Model	Dataset	MAPE		R2 Score
		Before	After	Before	After
LSTM	AEP	3.7	2.7	0.92	0.95
	NYC	5.7	5.4	0.87	0.89
	U.T.P.	24	20.654	54	0.65

When we compare the performance of different models over the A.E.P. dataset, it is evident from the results that the ANN model has outperformed ARIMA, and LSTM results were the nearest. A similar situation was encountered in the N.Y.C. and U.T.P. datasets as well. The performance of models can be graphically observed in Figure 13, Figure 14 and Figure 15. The A.E.P. and N.Y.C. data had multiple years of hourly load due to which they were observed to be well-trained; however, the data of U.T.P. was for just two months, due to which the models were unable to perform sufficiently on that. It is to be noted that the nature of U.T.P. data is different in comparison to others; therefore, modeling that data requires more precision.

However, it is evident from the presented results that the performance of E.L.F. models deteriorates over time with different changes and is also dependent on the methodology adopted at development time. Moreover, it is also evident from presented facts and literature that the S.G. and D.G.M. environments are dynamic, and such traditional models will stand obsolete. Furthermore, the literature’s proposed adaptive models have limitations discussed in Table 1.

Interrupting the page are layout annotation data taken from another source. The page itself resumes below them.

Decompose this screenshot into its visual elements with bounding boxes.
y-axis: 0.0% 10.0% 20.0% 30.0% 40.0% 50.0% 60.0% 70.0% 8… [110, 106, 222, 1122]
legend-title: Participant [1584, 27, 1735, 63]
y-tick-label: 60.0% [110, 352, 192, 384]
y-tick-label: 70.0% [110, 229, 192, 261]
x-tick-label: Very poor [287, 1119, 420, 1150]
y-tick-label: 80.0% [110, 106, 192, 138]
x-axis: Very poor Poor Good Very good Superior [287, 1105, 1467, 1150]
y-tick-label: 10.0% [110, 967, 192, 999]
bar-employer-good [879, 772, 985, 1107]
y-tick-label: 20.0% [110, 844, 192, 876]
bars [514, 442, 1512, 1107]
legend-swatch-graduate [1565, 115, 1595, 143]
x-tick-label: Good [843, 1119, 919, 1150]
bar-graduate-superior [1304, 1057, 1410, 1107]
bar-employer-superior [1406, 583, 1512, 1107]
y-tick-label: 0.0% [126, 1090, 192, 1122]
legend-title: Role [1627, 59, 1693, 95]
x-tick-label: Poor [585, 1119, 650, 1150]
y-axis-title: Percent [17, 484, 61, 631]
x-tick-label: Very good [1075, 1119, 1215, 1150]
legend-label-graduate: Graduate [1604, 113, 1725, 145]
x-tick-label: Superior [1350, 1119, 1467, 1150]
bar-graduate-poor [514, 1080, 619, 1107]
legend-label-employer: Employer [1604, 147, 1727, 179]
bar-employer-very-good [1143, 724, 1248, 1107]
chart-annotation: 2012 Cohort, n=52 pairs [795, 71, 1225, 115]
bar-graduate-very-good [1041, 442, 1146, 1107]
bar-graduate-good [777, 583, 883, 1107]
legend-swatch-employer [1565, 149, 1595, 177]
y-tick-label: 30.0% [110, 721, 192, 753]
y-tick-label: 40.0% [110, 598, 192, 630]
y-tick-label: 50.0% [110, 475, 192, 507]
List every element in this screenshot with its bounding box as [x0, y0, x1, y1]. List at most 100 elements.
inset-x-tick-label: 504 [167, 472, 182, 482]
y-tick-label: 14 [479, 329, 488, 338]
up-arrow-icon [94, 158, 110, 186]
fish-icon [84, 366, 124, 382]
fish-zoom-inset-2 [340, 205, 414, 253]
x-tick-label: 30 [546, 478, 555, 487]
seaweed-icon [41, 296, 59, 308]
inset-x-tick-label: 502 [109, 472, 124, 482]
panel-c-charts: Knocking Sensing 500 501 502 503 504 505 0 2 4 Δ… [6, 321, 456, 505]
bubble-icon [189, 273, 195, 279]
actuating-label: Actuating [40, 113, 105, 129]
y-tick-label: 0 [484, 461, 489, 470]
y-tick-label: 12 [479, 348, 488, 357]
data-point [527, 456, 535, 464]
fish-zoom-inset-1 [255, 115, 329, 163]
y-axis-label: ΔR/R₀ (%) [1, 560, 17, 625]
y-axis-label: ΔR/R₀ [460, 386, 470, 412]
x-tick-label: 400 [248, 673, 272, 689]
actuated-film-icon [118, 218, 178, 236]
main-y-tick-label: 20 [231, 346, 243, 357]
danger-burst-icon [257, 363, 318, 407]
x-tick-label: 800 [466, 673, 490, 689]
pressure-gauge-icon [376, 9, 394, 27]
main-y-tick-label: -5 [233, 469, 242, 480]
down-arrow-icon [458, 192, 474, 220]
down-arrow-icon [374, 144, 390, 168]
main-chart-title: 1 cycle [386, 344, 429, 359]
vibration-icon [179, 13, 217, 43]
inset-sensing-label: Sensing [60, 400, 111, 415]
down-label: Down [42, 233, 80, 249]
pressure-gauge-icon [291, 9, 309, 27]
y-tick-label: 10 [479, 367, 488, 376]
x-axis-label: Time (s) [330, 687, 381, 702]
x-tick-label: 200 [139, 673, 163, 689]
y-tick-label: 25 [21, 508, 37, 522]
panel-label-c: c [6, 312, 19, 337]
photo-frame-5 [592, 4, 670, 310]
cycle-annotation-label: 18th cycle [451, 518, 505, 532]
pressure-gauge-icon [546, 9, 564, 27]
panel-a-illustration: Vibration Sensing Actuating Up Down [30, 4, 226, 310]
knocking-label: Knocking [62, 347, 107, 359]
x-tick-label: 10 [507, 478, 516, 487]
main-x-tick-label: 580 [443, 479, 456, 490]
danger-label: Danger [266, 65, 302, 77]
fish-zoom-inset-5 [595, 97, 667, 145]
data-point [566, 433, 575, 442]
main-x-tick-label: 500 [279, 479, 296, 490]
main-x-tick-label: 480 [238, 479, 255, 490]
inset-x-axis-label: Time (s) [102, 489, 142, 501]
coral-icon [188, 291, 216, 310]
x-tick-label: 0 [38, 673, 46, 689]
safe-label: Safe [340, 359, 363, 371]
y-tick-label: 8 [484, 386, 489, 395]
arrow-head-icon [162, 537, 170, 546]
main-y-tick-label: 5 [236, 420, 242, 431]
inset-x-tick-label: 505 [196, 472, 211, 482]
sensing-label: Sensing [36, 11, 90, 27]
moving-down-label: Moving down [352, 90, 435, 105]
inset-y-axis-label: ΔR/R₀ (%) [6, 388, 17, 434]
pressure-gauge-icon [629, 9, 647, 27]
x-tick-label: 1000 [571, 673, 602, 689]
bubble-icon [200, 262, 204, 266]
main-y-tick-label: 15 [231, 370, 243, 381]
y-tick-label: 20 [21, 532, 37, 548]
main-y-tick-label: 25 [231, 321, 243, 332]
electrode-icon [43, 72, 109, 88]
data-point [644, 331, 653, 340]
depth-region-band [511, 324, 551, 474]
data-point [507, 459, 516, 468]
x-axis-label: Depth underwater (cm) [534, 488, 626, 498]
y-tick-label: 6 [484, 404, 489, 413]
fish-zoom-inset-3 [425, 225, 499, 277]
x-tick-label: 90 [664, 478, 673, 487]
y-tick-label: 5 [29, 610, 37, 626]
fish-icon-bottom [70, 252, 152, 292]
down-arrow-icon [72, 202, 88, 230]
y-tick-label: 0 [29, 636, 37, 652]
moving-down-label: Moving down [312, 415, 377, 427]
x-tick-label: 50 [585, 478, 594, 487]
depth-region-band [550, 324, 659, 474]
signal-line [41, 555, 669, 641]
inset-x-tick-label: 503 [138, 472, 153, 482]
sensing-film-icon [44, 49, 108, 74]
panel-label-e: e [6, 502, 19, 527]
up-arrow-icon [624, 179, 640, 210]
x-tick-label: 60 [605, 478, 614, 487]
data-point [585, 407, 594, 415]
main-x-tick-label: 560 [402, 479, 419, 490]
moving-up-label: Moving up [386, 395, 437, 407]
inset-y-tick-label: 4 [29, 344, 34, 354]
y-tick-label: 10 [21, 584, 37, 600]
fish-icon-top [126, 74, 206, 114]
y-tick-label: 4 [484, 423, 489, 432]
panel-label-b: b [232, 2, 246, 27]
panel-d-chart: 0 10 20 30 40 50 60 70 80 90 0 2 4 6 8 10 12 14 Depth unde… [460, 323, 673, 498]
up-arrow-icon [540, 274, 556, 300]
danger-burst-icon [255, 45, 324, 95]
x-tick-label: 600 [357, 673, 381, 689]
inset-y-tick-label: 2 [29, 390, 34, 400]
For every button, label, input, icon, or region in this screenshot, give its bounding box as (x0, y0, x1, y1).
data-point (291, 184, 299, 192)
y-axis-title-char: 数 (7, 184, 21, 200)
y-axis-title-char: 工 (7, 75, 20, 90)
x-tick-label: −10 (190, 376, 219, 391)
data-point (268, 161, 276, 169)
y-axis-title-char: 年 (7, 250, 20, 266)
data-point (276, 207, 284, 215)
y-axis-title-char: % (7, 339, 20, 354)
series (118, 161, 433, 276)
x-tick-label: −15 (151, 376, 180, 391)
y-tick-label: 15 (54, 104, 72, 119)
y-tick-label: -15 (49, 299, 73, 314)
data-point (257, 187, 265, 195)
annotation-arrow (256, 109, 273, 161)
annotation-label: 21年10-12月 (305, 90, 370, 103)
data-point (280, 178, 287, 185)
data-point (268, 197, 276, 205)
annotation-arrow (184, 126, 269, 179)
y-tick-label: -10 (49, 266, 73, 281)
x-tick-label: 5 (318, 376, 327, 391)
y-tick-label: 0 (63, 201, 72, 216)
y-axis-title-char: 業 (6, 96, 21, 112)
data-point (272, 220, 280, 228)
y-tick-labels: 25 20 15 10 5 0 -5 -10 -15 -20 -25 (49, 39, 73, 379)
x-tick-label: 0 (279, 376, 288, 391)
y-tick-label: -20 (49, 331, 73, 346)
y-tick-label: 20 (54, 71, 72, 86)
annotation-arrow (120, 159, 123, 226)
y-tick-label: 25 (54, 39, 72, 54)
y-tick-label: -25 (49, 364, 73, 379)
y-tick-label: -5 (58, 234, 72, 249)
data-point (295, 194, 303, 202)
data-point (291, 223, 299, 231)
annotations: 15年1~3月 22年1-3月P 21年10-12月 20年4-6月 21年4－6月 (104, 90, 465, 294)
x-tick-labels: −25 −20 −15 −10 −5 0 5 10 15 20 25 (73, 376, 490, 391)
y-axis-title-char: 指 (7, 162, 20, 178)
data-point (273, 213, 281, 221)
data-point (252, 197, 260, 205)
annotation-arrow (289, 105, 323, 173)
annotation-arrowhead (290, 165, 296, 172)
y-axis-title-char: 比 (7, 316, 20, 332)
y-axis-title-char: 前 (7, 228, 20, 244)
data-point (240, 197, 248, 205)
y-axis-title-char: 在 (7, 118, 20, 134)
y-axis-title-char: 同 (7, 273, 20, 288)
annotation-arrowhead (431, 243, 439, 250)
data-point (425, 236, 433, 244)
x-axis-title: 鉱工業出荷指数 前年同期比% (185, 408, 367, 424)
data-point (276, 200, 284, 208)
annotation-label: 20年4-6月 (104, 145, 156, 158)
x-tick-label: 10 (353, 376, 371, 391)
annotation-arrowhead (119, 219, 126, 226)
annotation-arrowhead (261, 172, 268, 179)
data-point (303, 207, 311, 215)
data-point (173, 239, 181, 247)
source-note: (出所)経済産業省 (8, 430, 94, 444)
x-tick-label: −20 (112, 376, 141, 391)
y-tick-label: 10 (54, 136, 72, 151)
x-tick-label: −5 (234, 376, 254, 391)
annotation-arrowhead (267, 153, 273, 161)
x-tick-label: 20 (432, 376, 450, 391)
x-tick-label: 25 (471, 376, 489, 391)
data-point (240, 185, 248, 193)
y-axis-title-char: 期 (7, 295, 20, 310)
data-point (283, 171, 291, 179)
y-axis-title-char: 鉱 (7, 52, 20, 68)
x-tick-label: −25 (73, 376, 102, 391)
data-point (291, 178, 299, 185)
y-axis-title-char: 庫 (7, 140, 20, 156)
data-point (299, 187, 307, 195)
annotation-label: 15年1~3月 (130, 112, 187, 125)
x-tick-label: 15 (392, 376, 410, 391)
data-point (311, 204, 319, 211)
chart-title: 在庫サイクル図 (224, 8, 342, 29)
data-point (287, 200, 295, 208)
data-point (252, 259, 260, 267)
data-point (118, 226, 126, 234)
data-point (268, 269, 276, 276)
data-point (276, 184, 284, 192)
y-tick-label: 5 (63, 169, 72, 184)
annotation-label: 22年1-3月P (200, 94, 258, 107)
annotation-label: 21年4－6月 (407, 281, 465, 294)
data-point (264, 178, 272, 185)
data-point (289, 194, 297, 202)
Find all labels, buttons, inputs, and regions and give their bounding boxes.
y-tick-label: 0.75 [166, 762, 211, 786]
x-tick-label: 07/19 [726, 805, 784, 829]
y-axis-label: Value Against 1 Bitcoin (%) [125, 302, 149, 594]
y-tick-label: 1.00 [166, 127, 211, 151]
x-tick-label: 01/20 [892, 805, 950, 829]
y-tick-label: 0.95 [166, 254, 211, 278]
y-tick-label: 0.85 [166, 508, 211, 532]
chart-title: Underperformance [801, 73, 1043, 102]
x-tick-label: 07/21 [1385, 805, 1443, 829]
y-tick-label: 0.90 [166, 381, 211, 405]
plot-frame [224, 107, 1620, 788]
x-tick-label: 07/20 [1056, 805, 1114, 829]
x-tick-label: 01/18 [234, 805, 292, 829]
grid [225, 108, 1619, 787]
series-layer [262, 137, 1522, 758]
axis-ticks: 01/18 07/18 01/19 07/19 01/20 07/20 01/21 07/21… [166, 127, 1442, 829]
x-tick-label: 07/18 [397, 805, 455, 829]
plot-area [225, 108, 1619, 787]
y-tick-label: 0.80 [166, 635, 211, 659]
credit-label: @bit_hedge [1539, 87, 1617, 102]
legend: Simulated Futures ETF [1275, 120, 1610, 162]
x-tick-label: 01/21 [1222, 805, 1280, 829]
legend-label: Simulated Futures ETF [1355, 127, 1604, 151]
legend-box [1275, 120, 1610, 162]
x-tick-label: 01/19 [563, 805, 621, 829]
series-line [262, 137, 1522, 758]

Therefore, an adaptive model framework is proposed in this study as future work, which will adhere to the adaptability limitations of features, parameters, modality, region, industry, utility, power sector, D.E.R.s, I.P.P.s, and application environment. The presented framework is believed to be significantly crucial in S.G. and D.G.M. environments where the data is highly nonlinear with dynamic behavior and consists of multiple different generation resources having various factors which impact the prediction accuracy of E.L.F. model.

5. Conclusions

STLF has been of utmost importance for implementing S.G.s and integrating D.G.M.s. Several factors challenge accurate load forecasting, including meteorological and production sources. Moreover, the models that can incorporate the characteristic change over time and are adaptable are significant. Since the traditional models are obsolete in dynamic and real-time environments. Several models have been discussed, but industry, residential, utility, S.G.s, D.G.M.s, and D.E.R.s are the environments where an efficient adaptive E.L.F. model is of paramount significance.

This paper investigated the limitations of recent models. It proposed a framework by combining a classifier approach and outlier detection to improve the feature change and identification scenario significantly. An LSTM ensemble working with feedback and continuous feature update will adapt the model to the outer environment, parameter, modality, and scenario change. Minimal studies explore or employ the online E.L.F. learning techniques and require sufficient modifications and diversification for dynamic environments.

Despite the described advantages of the presented framework, some limitations include defining significant differences in training and forecasting in real-time due to non-stationarity and continuous data input. Furthermore, some challenges that we would like to address in future works include analysis of injection of unlabeled and labeled data, defining boundaries for noise removal modular, different parametric tuning incorporation, and defining standards for inclusion or exclusion of parameters.

By analyzing the experiments performed above, the following conclusions can be drawn:

Change in input variables deteriorates the performance of load forecasting models.

Input variables impact the rate of error, which is inconsiderable for the S.G. and D.G.M. environment.

Change in input variables impacts error percentage depending on the parameter introduced.

Consideration of month and week as variables has no significant impact on considered datasets.

Meteorological variables profoundly impact the E.L.F. model performance, and no standard is defined for such parameters since the parameter change concerning region, sector, modality, and application.

Traditional models stand obsolete in S.G. and D.G.M. environments. Thus, real-time adaptive models are required.